The Reserve Bank has warned of even higher home prices, saying stocks of unsold land suitable for development in Sydney and parts of other cities are getting "unusually low".


Builders have also lifted their margins, as record low interest rates encouraged more investors and owner occupiers to borrow to buy property.
"Shortages are most evident in Sydney, where greenfield land releases have not kept pace," the RBA assistant governor Christopher Kent said in an address to the Australian National University on Monday.

"Inflation of building material prices has risen and the bank's liaison suggests that some builders have increased margins," he said. "Inflation in new dwelling costs has risen to be almost 2 percentage points above its average."

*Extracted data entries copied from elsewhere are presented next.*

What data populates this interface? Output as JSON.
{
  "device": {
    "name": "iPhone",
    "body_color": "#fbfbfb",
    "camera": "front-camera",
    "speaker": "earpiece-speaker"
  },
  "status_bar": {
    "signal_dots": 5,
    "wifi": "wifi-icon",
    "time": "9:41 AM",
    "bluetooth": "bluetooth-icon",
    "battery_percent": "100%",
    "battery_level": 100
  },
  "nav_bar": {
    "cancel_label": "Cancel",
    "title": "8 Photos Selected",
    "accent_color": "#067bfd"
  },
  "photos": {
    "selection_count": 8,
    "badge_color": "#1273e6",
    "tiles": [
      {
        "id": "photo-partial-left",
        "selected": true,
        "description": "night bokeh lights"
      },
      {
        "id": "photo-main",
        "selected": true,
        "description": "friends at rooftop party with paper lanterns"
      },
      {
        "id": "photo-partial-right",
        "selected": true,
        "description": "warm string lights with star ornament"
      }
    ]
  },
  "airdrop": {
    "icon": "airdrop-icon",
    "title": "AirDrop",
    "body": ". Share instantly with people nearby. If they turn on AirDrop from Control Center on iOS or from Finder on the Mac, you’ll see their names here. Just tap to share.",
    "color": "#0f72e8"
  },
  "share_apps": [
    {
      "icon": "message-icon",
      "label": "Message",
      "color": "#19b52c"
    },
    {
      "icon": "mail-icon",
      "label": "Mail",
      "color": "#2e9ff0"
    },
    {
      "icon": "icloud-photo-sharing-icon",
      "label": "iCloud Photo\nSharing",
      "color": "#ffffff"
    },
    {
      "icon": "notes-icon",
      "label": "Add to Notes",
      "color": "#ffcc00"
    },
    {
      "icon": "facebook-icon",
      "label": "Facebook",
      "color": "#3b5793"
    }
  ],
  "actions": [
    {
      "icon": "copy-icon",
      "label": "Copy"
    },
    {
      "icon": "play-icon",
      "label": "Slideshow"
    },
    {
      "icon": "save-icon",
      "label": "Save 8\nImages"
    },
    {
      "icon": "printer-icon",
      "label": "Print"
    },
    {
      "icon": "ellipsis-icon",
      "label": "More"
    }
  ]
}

Dr Kent said the evidence to date suggested that the two interest rate cuts this year were working as they should, boosting consumer spending and borrowing for housing. But spending on renovations was down and many borrowers were responding to the low interest rates by more quickly paying down their loans.
Households reliant on bank interest were likely to be cutting their spending while those with spare funds may be using them to gear up to invest in housing rather than accept low rates, he said. Business investment remained weak.
Dr Kent's remarks back those of Reserve Bank governor Glenn Stevens, who last week said that some of what was happening in Sydney's housing market was "crazy".

"What is happening in housing in Sydney I find acutely concerning for a host of reasons," he said. "I think it's a social problem."
"Some of what is happening is crazy, but we have a national focus and so that just increases the complexity."
Dr Kent said that away from Sydney and some other pockets of the country, housing was supply responding to low interest rates as it had always done.